15-Mar-2019 Once again the dragons are getting too excited with their bio posts… This time Liz’s bio was a little long for the main page so here’s the longer version for all you fans to enjoy!
Liz had zero chance of not ending up in music somehow. With a mother working as a professional musician, an uncle and cousins all in bands and owning a music store, and an aunt who also played flute… Well, you get the picture. But her journey to playing the harp didn’t begin until high school, when her mom asked her, “If you could play any instrument, what would it be?” It only took Liz about 5 minutes to turn over all of the instruments in an orchestra over in her mind. Suddenly, she landed on it – the harp! This confused her mother, as Liz had never even mentioned this before. Even so, on her very next birthday, Liz got a beautiful Celtic harp made from red cedar, and she never looked back. Really, though, it was the harp that chose her.
Next, meet Cher – Liz’s harp. Cher was delivered by Liz herself – she made Cher herself with a master luthier at Sligo Harp Shop. The name “Cher” is a play on words – this model is called a Luchair (loo-share), meaning joy or light in Gaelic. This harp is a traditional Celtic style with manual levers to change pitches – the type that has been played for hundreds of years and precedes the big, ornate orchestral harps you’ll see at the symphony.

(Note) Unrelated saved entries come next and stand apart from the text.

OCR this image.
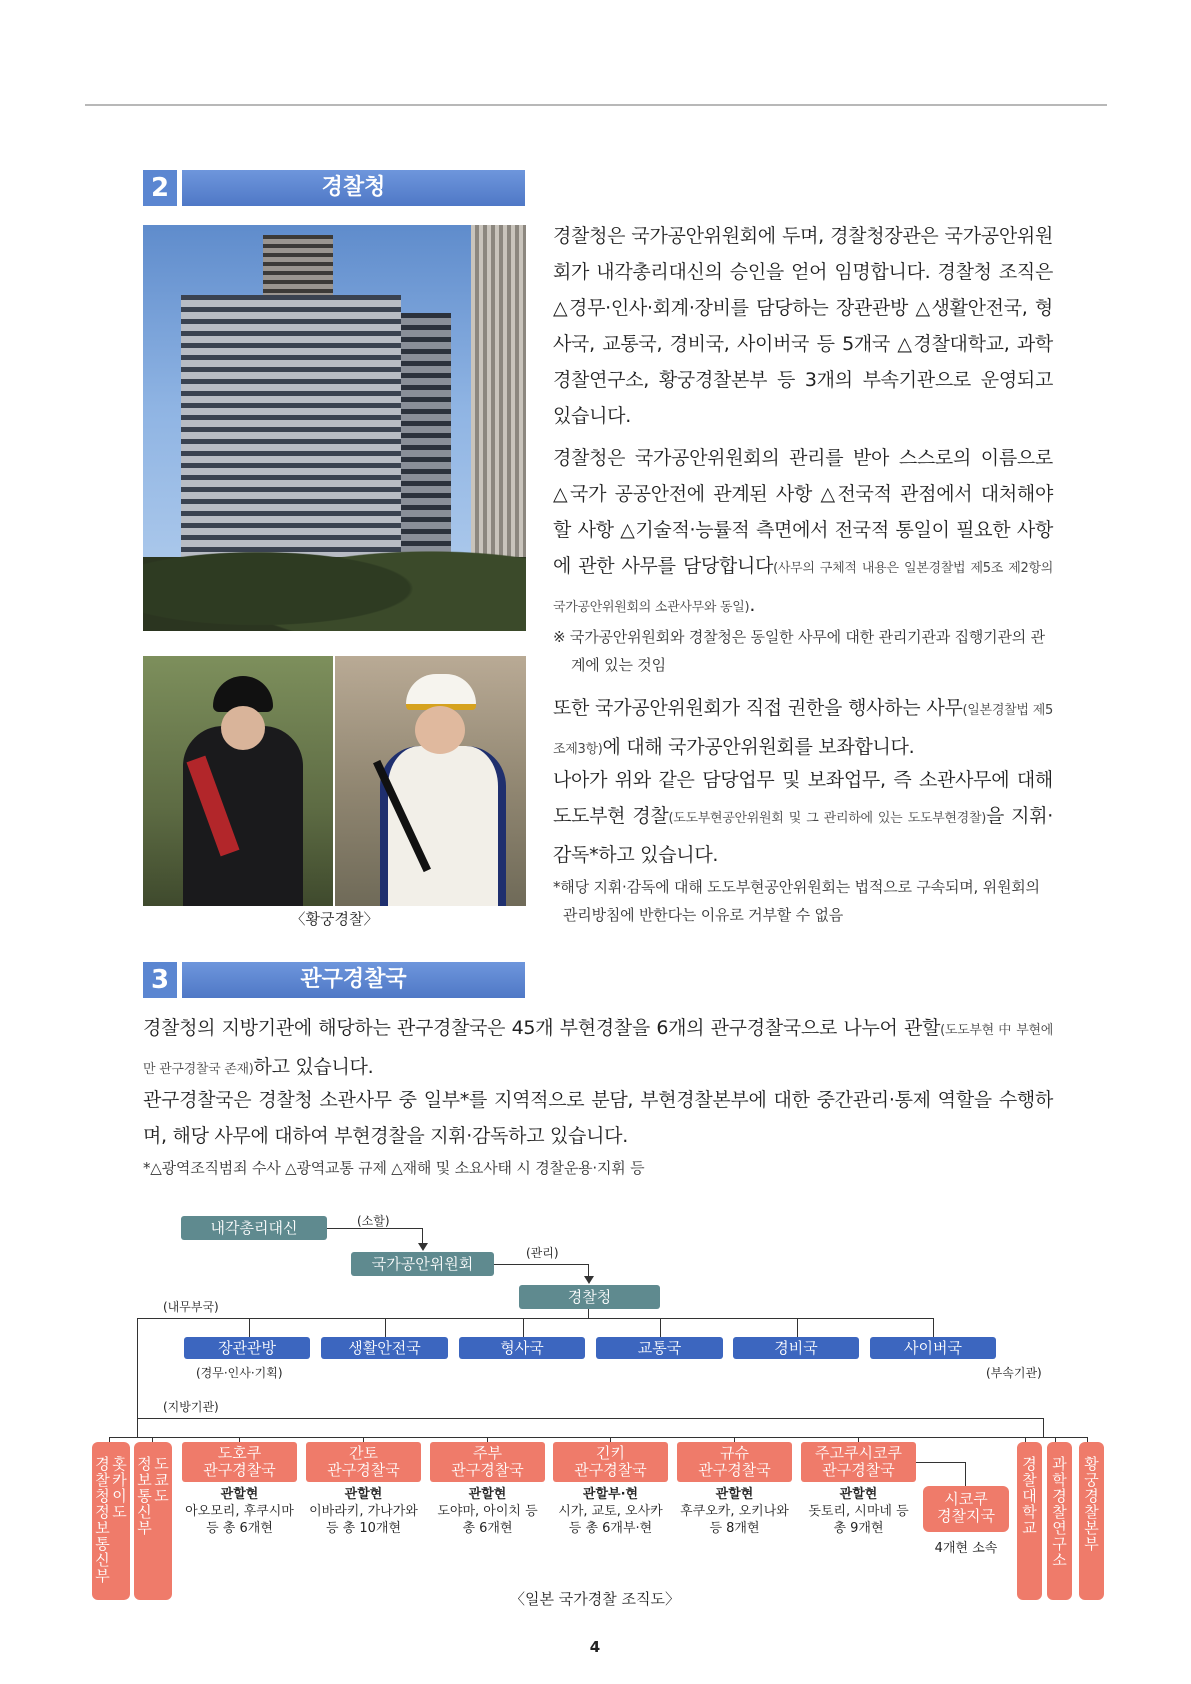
2	경찰청
〈황궁경찰〉
경찰청은 국가공안위원회에 두며, 경찰청장관은 국가공안위원회가 내각총리대신의 승인을 얻어 임명합니다. 경찰청 조직은 △경무·인사·회계·장비를 담당하는 장관관방 △생활안전국, 형사국, 교통국, 경비국, 사이버국 등 5개국 △경찰대학교, 과학경찰연구소, 황궁경찰본부 등 3개의 부속기관으로 운영되고 있습니다.
경찰청은 국가공안위원회의 관리를 받아 스스로의 이름으로 △국가 공공안전에 관계된 사항 △전국적 관점에서 대처해야 할 사항 △기술적·능률적 측면에서 전국적 통일이 필요한 사항에 관한 사무를 담당합니다(사무의 구체적 내용은 일본경찰법 제5조 제2항의 국가공안위원회의 소관사무와 동일).
※ 국가공안위원회와 경찰청은 동일한 사무에 대한 관리기관과 집행기관의 관계에 있는 것임
또한 국가공안위원회가 직접 권한을 행사하는 사무(일본경찰법 제5조제3항)에 대해 국가공안위원회를 보좌합니다.
나아가 위와 같은 담당업무 및 보좌업무, 즉 소관사무에 대해 도도부현 경찰(도도부현공안위원회 및 그 관리하에 있는 도도부현경찰)을 지휘·감독*하고 있습니다.
*해당 지휘·감독에 대해 도도부현공안위원회는 법적으로 구속되며, 위원회의 관리방침에 반한다는 이유로 거부할 수 없음
3	관구경찰국
경찰청의 지방기관에 해당하는 관구경찰국은 45개 부현경찰을 6개의 관구경찰국으로 나누어 관할(도도부현 中 부현에만 관구경찰국 존재)하고 있습니다.
관구경찰국은 경찰청 소관사무 중 일부*를 지역적으로 분담, 부현경찰본부에 대한 중간관리·통제 역할을 수행하며, 해당 사무에 대하여 부현경찰을 지휘·감독하고 있습니다.
*△광역조직범죄 수사 △광역교통 규제 △재해 및 소요사태 시 경찰운용·지휘 등
내각총리대신	(소할)
국가공안위원회
(관리)
경찰청
(내무부국)
장관관방	생활안전국	형사국	교통국	경비국	사이버국
(경무·인사·기획)	(부속기관)
(지방기관)
경찰청정보통신부홋카이도
정보통신부도쿄도
도호쿠
관구경찰국
관할현
아오모리, 후쿠시마
등 총 6개현
간토
관구경찰국
관할현
이바라키, 가나가와
등 총 10개현
주부
관구경찰국
관할현
도야마, 아이치 등
총 6개현
긴키
관구경찰국
관할부·현
시가, 교토, 오사카
등 총 6개부·현
규슈
관구경찰국
관할현
후쿠오카, 오키나와
등 8개현
주고쿠시코쿠
관구경찰국
관할현
돗토리, 시마네 등
총 9개현
시코쿠
경찰지국
4개현 소속
경찰대학교
과학경찰연구소
황궁경찰본부
〈일본 국가경찰 조직도〉
4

Liz’s goal is to break stereotypes about what the harp is and can do – she aims to steer as far away as possible from the saccharine sweetness typically applied to the harp idiom. Liz plays with the idea that the instrument should serve the music, and that we shouldn’t be fitting the music to the instrument. You’ll find her playing power chords to fill out the sound, intricate melody lines in keeping with traditional Celtic-style playing, and finding any possible way to make Cher fit into any song or style – including the use of reverb, overdrive and tremolo effects.